In Brief Lives, John Aubrey wrote: “This Earle of Oxford, making of his low obeisance to Queen Elizabeth, happened to let a Fart, at which he was so abashed and ashamed that he went to Travell, 7 yeares. On his returne the Queen welcomed him home, and sayd, My Lord, I had forgot the Fart.” Interestingly, it’s seven years since David Cameron fled, having unleashed a stink of near-nuclear proportions on the polity of this country.
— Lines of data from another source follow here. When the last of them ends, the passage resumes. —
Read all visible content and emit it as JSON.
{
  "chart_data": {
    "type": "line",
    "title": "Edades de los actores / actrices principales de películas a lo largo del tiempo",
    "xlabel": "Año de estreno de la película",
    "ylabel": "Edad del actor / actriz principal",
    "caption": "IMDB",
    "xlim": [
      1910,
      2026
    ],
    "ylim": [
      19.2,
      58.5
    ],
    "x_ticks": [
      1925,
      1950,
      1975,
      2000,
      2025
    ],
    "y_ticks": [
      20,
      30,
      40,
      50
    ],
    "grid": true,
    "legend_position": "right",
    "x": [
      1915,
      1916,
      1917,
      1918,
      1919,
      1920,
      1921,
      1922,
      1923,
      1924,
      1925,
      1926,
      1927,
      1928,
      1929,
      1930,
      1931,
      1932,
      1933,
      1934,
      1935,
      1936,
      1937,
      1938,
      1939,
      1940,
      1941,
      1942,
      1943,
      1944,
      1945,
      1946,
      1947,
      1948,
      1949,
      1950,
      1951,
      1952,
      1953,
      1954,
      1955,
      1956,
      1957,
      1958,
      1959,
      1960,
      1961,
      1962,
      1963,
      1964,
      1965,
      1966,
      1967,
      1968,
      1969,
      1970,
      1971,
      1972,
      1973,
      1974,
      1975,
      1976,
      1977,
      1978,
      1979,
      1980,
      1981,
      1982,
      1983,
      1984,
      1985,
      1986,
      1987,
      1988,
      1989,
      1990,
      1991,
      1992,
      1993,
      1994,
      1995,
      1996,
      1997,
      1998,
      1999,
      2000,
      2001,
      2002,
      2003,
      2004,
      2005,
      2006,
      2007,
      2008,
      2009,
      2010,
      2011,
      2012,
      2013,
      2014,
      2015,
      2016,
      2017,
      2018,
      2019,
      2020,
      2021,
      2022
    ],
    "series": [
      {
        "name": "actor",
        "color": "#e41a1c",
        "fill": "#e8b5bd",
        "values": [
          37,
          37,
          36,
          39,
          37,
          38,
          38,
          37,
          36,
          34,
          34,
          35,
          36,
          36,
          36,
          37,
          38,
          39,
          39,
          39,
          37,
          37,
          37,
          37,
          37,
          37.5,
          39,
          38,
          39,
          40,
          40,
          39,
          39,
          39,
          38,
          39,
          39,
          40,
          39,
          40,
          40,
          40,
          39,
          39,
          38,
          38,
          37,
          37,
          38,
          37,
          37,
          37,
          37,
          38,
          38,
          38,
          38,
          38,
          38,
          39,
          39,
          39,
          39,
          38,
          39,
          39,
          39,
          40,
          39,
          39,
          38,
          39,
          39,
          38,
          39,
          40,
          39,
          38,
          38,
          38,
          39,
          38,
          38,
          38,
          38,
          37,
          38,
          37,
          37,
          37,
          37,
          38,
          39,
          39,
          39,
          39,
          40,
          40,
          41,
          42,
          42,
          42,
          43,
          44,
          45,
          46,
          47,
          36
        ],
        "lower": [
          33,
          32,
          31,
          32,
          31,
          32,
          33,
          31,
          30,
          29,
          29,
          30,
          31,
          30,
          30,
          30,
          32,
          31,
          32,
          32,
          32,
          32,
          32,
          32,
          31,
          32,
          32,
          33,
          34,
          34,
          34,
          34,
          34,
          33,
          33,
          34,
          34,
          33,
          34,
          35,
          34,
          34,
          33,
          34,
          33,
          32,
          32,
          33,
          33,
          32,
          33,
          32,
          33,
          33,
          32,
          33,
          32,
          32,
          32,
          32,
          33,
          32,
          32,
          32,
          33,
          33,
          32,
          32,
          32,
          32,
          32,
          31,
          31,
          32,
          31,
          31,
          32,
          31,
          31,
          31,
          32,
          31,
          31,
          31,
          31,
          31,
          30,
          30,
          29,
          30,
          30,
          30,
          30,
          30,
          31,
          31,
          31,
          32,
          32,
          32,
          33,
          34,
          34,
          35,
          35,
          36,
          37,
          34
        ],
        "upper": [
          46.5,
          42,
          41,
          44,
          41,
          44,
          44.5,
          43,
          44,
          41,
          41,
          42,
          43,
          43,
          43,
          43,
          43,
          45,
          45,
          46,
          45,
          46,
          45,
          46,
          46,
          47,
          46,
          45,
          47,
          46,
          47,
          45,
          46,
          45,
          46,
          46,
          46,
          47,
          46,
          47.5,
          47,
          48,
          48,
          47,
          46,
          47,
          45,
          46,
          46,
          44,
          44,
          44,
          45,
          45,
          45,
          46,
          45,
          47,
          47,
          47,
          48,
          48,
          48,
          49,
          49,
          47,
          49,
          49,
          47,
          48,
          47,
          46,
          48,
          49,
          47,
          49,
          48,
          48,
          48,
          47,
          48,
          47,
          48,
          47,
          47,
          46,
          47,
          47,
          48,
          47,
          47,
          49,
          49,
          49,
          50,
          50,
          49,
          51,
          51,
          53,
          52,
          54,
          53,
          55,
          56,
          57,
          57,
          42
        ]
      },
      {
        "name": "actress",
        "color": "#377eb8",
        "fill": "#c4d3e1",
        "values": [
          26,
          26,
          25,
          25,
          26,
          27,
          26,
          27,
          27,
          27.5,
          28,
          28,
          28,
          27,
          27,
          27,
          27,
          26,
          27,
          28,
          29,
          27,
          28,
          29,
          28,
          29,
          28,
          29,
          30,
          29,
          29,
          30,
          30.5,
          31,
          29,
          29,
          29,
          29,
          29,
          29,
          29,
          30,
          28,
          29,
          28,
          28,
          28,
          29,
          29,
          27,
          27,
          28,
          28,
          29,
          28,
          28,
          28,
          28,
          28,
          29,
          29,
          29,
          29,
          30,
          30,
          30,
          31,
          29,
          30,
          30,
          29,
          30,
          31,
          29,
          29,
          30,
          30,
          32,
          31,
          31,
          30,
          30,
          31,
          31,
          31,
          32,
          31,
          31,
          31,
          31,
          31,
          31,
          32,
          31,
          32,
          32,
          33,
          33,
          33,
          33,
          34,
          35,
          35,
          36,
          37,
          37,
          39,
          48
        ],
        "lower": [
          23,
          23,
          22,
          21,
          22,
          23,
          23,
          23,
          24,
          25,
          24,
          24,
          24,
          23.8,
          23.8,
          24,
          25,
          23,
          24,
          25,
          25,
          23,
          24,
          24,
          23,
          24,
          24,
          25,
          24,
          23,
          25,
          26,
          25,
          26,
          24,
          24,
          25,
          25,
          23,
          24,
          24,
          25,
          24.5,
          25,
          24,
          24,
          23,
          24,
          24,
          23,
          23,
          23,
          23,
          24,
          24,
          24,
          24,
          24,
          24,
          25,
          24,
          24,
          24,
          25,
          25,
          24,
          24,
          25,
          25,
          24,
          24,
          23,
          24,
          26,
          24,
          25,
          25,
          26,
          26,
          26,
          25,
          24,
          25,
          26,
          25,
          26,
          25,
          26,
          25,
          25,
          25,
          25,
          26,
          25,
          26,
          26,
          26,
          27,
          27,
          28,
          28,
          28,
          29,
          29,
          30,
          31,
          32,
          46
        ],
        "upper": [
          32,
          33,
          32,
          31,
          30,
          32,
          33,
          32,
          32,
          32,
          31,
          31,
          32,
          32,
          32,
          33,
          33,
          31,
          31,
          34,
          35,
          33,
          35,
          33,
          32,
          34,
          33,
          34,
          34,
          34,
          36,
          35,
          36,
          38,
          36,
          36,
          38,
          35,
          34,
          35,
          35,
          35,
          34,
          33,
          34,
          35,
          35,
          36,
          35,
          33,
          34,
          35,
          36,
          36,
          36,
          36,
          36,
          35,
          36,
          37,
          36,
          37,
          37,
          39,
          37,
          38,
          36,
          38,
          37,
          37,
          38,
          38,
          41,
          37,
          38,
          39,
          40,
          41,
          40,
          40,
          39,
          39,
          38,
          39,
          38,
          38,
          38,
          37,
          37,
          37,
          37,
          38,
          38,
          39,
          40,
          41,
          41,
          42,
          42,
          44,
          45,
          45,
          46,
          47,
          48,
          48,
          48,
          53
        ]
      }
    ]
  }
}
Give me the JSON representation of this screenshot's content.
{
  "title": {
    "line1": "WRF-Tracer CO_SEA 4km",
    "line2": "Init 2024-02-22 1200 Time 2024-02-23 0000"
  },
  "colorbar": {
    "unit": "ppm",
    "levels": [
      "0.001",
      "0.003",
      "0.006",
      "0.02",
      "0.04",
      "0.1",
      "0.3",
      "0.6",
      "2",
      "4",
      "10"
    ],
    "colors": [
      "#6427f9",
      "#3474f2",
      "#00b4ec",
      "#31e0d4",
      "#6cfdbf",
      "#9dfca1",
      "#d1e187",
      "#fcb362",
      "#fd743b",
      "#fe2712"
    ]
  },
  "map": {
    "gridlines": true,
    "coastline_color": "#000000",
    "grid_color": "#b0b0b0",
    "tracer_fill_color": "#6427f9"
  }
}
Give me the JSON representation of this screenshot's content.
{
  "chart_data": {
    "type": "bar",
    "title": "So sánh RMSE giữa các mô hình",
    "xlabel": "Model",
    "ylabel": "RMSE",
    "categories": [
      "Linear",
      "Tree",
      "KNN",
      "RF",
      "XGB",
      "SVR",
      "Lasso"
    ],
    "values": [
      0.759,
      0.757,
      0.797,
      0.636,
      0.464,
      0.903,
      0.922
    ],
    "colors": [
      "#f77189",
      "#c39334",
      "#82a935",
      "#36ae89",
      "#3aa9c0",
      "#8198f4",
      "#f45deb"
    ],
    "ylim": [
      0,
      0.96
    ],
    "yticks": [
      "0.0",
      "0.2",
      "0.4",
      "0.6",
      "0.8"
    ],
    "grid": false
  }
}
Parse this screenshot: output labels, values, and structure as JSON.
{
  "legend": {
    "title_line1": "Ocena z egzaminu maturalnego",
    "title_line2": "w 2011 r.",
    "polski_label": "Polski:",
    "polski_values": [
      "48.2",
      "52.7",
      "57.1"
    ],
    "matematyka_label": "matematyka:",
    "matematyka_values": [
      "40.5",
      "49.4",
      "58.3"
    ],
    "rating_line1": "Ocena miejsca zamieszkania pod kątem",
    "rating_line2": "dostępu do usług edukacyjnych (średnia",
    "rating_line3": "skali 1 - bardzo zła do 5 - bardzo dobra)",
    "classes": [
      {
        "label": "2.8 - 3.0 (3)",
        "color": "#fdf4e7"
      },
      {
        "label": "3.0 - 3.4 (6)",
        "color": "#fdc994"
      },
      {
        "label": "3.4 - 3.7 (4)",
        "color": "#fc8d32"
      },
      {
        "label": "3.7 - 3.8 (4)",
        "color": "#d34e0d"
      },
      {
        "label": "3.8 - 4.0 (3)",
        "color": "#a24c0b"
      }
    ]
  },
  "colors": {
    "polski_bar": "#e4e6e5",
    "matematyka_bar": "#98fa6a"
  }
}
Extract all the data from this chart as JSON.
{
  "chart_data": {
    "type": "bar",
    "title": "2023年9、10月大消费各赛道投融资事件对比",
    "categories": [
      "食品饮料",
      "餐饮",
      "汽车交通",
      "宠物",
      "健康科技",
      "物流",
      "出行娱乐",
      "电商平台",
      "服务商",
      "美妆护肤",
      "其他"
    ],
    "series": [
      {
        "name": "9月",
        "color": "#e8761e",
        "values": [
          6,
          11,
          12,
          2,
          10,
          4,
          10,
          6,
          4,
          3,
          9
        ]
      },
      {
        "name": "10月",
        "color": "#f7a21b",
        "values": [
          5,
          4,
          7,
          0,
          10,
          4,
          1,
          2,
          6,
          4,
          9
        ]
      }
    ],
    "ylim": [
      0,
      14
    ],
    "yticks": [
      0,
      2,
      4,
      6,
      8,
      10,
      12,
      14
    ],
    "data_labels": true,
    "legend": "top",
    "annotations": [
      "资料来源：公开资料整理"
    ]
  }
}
Now he’s back – and we have not forgotten (Can Lord Cameron of Chipping Norton make it as a comeback king?, 17 November).
Marion Doyen
Leamington Spa, Warwickshire
• Having retrieved David Cameron from his shepherd’s hut and reinstalled him in the Palace of Westminster, No 10 could show a bit more initiative by consulting the creators of the Abba Voyage show, and bring Margaret Thatcher back in virtual form for the Downing Street TV cameras.
Henry Fryer
Bishop’s Waltham, Hampshire
• John Boaler’s letter on various ministers and their short tenures (14 November) seems to me to be the Twelve Days of Christmas for our times – Thirteen Years of Tory Rule, with the “five gold rings” refrain now “five prime ministers”. I’m sure another reader can come up with the rest of the song.
Sally Smith
Redruth, Cornwall
• David Cameron wants the UK to help the UN end global hunger (Report, 18 November). Maybe they could start by ending it in the UK?
Michael Miller
Sheffield
• It seems little wonder that Reed Bowden suffers from hearing loss, given that he lives in Great Snoring (Letters, 16 November).